SUMMARY: (5 of 5 stars) I heard an interview with the author on The Art of Charm and was really impressed with her focus on individuality and being the architect of your own joy in your relationship. This book does not disappoint one bit.
If five stars and those words aren’t enough to convince you that this is a great relationship book, I’ll add this: I can actually imagine re-reading this one.
SPOILER WARNING: From this point forward, I’m going to discuss this book without any concern about spoilers. So, if you don’t like spoilers you should stop reading now.
I really don’t need the spoiler warning, I guess, since it’s not like this is a book with a plot or anything. But I rarely ever re-read a book, so the fact that this is one I think I’ll need to revisit and actually re-read should let you know how highly I think of this one.
I just finished the book about ten minutes ago and I don’t really have a great summary to offer you beyond the quotation above. There’s just so much in it. So, instead, I’ll just give you some of my thoughts and leave it at that.
When I told husby I was reading this book, he asked, “Is our marriage in trouble?!” And I want to be clear for his sake: our marriage is not on the rocks or anything. But our relationship has definitely changed a lot since we first started dating almost six years ago.
I don’t think relationships come naturally. I’m good at dating. I’m pretty good at having weak connections with people. But I am not very good at intimacy. I feel like I struggle to find a balance between the demands of my rotten inner child who wants things only his way all the time and the demands of my misguided inner romantic who thinks everything needs to be some gesture of grand love and generosity. My subconscious often pushes me to be moody, impatient, condescending, insecure, and spiteful. And those are just the flaws I’m willing to confess here.

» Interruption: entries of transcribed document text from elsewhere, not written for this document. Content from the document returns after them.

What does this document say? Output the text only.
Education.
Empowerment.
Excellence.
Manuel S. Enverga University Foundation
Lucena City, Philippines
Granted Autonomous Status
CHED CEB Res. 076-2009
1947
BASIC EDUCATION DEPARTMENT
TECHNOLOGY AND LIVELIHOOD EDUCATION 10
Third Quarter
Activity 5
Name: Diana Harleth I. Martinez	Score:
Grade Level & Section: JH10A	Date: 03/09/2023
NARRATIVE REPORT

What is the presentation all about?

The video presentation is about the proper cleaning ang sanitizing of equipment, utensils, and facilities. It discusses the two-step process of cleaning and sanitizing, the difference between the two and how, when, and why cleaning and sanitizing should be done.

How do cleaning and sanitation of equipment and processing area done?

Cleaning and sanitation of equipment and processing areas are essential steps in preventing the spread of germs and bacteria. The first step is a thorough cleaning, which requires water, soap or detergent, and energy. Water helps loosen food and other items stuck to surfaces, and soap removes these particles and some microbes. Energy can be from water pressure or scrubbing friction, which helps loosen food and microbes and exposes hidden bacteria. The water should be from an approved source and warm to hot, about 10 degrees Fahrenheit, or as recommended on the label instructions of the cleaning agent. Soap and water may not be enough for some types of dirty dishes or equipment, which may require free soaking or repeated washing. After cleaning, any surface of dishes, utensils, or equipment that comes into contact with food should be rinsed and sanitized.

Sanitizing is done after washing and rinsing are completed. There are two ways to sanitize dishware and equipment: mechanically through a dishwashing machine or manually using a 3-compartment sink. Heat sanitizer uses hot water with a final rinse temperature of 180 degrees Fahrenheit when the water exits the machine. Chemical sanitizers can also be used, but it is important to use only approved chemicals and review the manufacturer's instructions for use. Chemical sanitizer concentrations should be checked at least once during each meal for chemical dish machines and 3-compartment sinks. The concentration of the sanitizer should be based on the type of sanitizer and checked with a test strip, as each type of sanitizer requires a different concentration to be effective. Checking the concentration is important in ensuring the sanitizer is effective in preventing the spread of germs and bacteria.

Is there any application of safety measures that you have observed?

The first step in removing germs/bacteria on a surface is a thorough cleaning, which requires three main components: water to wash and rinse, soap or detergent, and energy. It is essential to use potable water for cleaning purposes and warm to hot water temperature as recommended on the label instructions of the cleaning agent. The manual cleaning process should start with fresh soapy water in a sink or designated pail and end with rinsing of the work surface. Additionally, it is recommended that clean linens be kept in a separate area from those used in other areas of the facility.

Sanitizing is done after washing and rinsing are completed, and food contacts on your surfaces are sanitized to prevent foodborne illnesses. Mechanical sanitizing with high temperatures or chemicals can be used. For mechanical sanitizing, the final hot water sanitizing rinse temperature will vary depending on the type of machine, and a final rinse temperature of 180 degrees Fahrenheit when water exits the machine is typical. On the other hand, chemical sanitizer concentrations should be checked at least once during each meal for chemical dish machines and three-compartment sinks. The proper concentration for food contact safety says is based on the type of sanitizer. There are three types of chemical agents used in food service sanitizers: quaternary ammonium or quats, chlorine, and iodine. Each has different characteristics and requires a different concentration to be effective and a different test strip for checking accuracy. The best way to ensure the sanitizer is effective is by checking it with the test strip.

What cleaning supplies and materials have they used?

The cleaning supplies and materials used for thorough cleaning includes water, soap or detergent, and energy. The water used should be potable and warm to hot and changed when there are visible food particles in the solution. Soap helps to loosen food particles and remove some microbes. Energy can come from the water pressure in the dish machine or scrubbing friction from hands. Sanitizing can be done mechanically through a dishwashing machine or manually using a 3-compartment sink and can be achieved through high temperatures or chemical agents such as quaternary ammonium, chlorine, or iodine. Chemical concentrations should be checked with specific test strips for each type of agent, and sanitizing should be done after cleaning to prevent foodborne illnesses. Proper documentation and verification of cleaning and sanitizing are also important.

So, I often worry that I’m doing this [gestures broadly] wrong. Which is why I occasionally read books about relationships and psychological health. I prefer to think I’m just taking an active interest in my psychological and romantic health.
A lot of this book is a recapitulation of advice you’ve seen and heard elsewhere. But it’s packaged up and presented in a specific context and shown in a particular light that I found very thought-provoking.
It mostly boils down to figuring out what makes you happy, pursuing that, and removing the obstacles that keep you from that.
That makes it sound so simplistic and so obvious. And I guess it is. BUT IT SO IS. Having read her presentation of the issues, I feel like I’ve been walking around trees only to suddenly realize I’m in the forest.
Anyway, it’s a great book. I loved it.